Bonn: German Development Institute / Deutsches Institut für Entwicklungspolitik (DIE)
When Alice in Wonderland wonders which way she should take, the Cheshire Cat responds that it depends on where she wants to go! Researchers and policy-makers considering a country’s long-term development path also have to know where they want to go. Typically, they seek to determine the realistic growth potentials for a country’s economy and how to reach them, and identify the key assets that could make the country competitive and the economic sectors that should be prioritised to drive structural change. Most critically, they have to find out how to reconcile narrow goals regarding competitiveness and productivity with broader goals related to social inclusiveness and environmental sustainability.
The challenge is to design a methodology for evidence-based anticipation of future competitive advantages that merit industrial policy measures. The sectors that could create viable growth must be understood. Identifying a country’s competitive advantage in five to 10 years presents a thorny methodological challenge and a complex set of factors to consider, including: available domestic resources, institutional capabilities, production costs relative to other countries, geographic conditions, the country’s position within the global trade and investment system (including expected changes in relevant regulatory regimes), and also long-term shifts towards new technological domains. More often than not, the analytical, conceptual and institutional preconditions for such an exercise exceed the capabilities of developing countries and constitute a core area of advisory services provided by development cooperation partners.

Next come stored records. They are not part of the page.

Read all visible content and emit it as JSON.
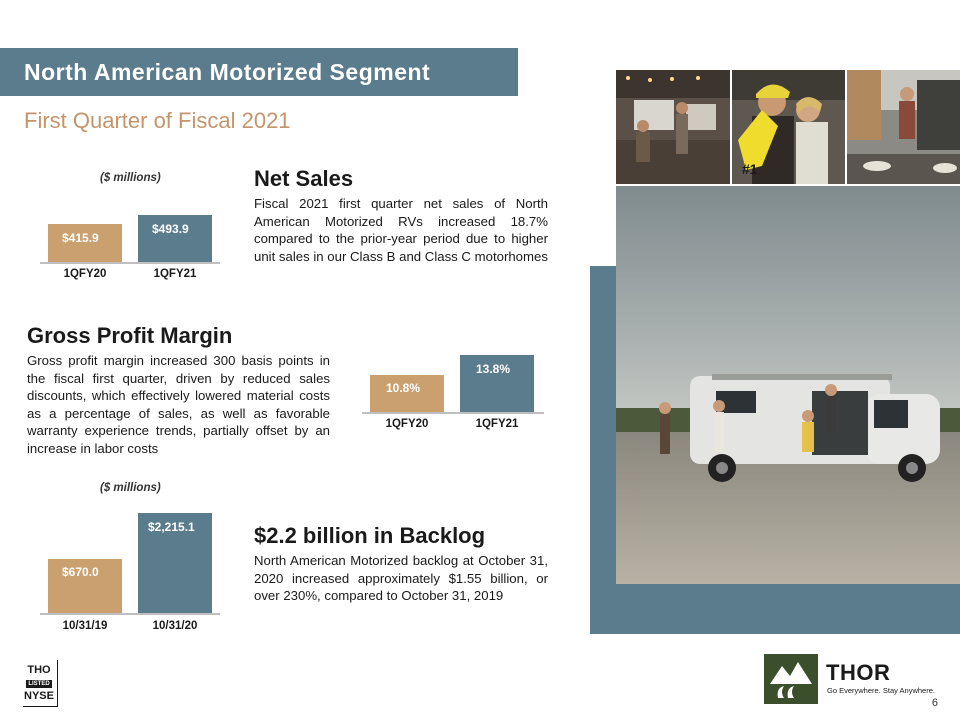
{
  "header": {
    "title": "North American Motorized Segment",
    "subtitle": "First Quarter of Fiscal 2021"
  },
  "net_sales": {
    "heading": "Net Sales",
    "body": "Fiscal 2021 first quarter net sales of North American Motorized RVs increased 18.7% compared to the prior-year period due to higher unit sales in our Class B and Class C motorhomes"
  },
  "gross_margin": {
    "heading": "Gross Profit Margin",
    "body": "Gross profit margin increased 300 basis points in the fiscal first quarter, driven by reduced sales discounts, which effectively lowered material costs as a percentage of sales, as well as favorable warranty experience trends, partially offset by an increase in labor costs"
  },
  "backlog": {
    "heading": "$2.2 billion in Backlog",
    "body": "North American Motorized backlog at October 31, 2020 increased approximately $1.55 billion, or over 230%, compared to October 31, 2019"
  },
  "chart_data": [
    {
      "type": "bar",
      "unit_label": "($ millions)",
      "categories": [
        "1QFY20",
        "1QFY21"
      ],
      "values": [
        415.9,
        493.9
      ],
      "value_labels": [
        "$415.9",
        "$493.9"
      ],
      "colors": [
        "#c9a06e",
        "#5b7c8d"
      ]
    },
    {
      "type": "bar",
      "categories": [
        "1QFY20",
        "1QFY21"
      ],
      "values": [
        10.8,
        13.8
      ],
      "value_labels": [
        "10.8%",
        "13.8%"
      ],
      "colors": [
        "#c9a06e",
        "#5b7c8d"
      ]
    },
    {
      "type": "bar",
      "unit_label": "($ millions)",
      "categories": [
        "10/31/19",
        "10/31/20"
      ],
      "values": [
        670.0,
        2215.1
      ],
      "value_labels": [
        "$670.0",
        "$2,215.1"
      ],
      "colors": [
        "#c9a06e",
        "#5b7c8d"
      ]
    }
  ],
  "footer": {
    "nyse_logo": [
      "THO",
      "LISTED",
      "NYSE"
    ],
    "brand_name": "THOR",
    "tagline": "Go Everywhere. Stay Anywhere.",
    "page_number": "6"
  },
  "colors": {
    "accent_blue": "#5b7c8d",
    "accent_tan": "#c9a06e",
    "brand_green": "#3c4f2c"
  }
}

Against this backdrop, we explore three aspects of possible methodologies:
1. The strengths and weaknesses of various contemporary methodologies, all of which fail to include important determinants of future competitive advantages. Since they do shed light on various complementary aspects, however, we suggest combining them to create a more complete picture of emerging opportunities.
2. The growing role of disruptive structural change. We are already confronted with radical and rapid structural change that impacts virtually all economic sectors and disrupts the prevailing techno-economic trajectory (seemingly the case for both decarbonisation and digitalisation). What are the methodlogical implications for predicting future competitive advantages? We recommend a stronger emphasis on using ‘open’ qualitative forecasting methods.
3. Evidence-based approaches for measuring competetiveness and anticipating its future direction must be embedded into a political economy framework that connects analytical tools to societal objectives and accounts for the different implementation capabilities of various countries.
Essentially, we argue that there is no ‘silver bullet’ methodology for predicting emerging patterns of competitiveness. However, a variety of tools can be used to reduce the number of promising options and inform policy-makers about how to exploit emerging opportunities.